There are a few rules of thumb when it comes to using pee in the garden. Keep or handle urine in a closed container and apply it directly to the soil rather than to plants. Creating a foliar spray is not recommended. Young plants tend to need more nutrients as they grow, and the time lag between fertilization and harvest can further help reduce health risks, especially if the plant is to be eaten raw.

Dilute urine with water or apply undiluted. Many of the papers mentioned above used a thinned version. There are variations of the dilution from 1: 1 to 1:15, with the most common formula being 1: 3. Add water to dilute the urine as close to application time as possible to ensure the solution is not harboring mosquitos. Applying urine near the bottom, pouring it, or using a thinner can help against the odor.

You may have heard of using blood meal as a compost activator to quickly heat up your pile. Blood meal is high in nitrogen, which is why it is a first choice. The same goes for urine. Adding pee to your compost pile or bale of straw can help kickstart an otherwise slow composting process.

Aging urine

Nepal is one of the countries with a long history of using urine to improve soil nutrients for agriculture. According to Nepal's Central Horticulture Center, urine should be kept in an airtight container for at least two weeks to a month and mixed with compost before use. Similarly, a 2020 study published by the University of Michigan found that aging human urine in sealed containers for several months may further reduce the risks of using urine as a fertilizer. This university study tested urine stored for 12-16 months and found that ammonia levels increased over time, killing most of the bacteria in fresh urine.

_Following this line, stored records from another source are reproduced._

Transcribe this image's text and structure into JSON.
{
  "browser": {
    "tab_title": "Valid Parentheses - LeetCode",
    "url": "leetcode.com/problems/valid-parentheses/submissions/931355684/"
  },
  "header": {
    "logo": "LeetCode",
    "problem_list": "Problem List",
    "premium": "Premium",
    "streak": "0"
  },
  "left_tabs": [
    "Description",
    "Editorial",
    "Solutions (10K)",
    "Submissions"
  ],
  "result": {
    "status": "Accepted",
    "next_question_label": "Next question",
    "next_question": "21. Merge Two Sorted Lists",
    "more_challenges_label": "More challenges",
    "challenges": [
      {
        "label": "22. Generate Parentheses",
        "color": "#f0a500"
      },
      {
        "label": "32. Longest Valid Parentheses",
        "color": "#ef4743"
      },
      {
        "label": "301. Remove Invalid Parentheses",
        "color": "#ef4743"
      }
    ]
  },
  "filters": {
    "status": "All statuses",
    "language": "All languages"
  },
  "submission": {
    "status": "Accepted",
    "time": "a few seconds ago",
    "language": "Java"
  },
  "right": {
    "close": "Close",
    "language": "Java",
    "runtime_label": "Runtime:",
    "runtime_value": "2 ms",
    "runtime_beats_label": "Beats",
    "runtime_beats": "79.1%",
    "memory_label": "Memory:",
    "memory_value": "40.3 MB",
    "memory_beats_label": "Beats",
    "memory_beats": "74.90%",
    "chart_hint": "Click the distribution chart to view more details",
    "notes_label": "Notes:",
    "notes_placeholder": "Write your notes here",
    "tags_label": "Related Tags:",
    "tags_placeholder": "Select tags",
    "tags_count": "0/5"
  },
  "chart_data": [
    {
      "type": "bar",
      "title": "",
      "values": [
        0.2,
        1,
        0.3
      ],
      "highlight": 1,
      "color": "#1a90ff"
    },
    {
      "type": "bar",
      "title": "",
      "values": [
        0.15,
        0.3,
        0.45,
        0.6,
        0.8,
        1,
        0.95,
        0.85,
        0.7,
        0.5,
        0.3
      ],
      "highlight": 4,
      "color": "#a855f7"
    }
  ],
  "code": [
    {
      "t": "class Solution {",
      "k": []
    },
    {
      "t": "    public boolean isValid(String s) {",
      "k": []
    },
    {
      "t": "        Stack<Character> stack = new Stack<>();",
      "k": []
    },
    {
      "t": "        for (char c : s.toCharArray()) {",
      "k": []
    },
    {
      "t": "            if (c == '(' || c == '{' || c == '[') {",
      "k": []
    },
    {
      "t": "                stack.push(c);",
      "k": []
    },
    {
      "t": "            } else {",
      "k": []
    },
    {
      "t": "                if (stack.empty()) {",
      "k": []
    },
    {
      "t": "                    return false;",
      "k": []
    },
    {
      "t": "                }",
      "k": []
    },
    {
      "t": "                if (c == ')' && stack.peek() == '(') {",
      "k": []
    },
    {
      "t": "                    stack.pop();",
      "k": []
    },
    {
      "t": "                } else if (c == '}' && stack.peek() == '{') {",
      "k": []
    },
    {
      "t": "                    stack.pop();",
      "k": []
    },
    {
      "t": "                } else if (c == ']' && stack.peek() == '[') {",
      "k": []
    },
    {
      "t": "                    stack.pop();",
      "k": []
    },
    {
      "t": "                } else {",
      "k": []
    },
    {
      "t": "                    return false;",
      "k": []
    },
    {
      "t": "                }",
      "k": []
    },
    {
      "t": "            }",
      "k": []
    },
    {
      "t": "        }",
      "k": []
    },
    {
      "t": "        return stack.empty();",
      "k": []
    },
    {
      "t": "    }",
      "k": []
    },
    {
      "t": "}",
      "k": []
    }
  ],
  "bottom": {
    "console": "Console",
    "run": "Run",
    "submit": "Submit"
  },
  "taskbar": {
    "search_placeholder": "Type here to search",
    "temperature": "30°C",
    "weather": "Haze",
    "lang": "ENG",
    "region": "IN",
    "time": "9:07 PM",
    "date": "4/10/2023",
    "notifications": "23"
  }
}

frequently asked Questions

Second comparison with older systemsAnother comparison of urine fertilization with basil vs. no fertilization. Source: Sustainable sanitation

Q: is urine good for the garden?

A: Urine contains many nutrients that are beneficial for plant growth, such as nitrogen, phosphorus, and potassium. Many cultures around the world have traditionally used pee as a fertilizer, and many modern researchers have found similar results in field trials with cereals, leafy vegetables, and fruits. Urine is a free and sustainable source of nutrients that is suitable for both agriculture and the household.

Q: Does human urine kill plants?

A: All fertilizers, including human urine, should be used in moderation. Just as using too much chemical fertilizer can burn plants, using too much urine can damage plants by causing nutrient burns. To reduce the likelihood of urine killing plants, urine should be applied to the soil at the base of the plant rather than directly to the foliage.